The morning news conference in council chambers to announce the new project drew a few dozen residents and labor leaders.
The moribund building is an old Bethlehem Steel mill that was converted to a steel-coating facility before it closed about a decade ago, costing the city about 350 jobs, Troughton said.
Councilmen Nat Bates and Corky Booze, who called the news conference, said the development is but one example of improving economic conditions in the city.
"This is just the beginning," Bates said, noting that expected developments are at various stages of planning across the city, including a Lawrence Berkeley Laboratory campus on the southern shoreline, a major housing project in Point Richmond, and retail and commercial projects downtown and in Marina Bay.
The project is the first Bay Area deal for LDK, a family-owned real estate development firm, Troughton said.

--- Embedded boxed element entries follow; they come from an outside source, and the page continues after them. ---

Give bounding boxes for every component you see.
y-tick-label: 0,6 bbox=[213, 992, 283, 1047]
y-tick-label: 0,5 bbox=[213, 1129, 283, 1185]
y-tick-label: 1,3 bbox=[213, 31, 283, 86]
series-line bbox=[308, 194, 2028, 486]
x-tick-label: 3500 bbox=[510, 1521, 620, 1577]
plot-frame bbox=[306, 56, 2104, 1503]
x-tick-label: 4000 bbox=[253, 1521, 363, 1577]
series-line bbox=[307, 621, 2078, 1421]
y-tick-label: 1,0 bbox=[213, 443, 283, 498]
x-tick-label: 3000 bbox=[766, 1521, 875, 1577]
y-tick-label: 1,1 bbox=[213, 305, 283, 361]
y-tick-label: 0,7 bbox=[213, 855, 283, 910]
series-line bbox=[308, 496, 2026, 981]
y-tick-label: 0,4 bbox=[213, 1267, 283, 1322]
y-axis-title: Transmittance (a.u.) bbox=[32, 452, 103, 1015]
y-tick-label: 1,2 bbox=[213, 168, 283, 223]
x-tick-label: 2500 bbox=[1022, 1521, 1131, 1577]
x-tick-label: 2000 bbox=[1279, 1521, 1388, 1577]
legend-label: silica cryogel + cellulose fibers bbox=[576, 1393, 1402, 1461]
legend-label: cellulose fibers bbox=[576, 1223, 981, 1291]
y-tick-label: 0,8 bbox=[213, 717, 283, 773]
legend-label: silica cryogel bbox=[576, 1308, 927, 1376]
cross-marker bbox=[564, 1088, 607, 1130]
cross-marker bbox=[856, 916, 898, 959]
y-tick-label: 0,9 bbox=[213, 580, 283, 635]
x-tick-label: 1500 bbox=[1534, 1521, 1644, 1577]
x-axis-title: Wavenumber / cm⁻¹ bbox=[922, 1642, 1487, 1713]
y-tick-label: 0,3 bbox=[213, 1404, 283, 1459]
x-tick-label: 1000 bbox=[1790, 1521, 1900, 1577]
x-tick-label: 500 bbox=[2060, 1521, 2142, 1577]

LDK representatives could not be reached Monday.
The LDK project should generate more than 1,200 jobs during the construction phase, which should begin next year, Troughton said.
City Manager Bill Lindsay, who was not at the news conference, said in a telephone interview Monday morning that the proposed development will pay dividends.
"It's a proposed distribution center, so the benefit won't be that strong in sales tax or property, but in the secondary effects," Lindsay said. "The jobs and the economic activity are the real benefits."
Lindsay added that the corridor along Richmond Parkway linking Interstate 580 to the business park is replete with underused land and should be poised for development in the years ahead.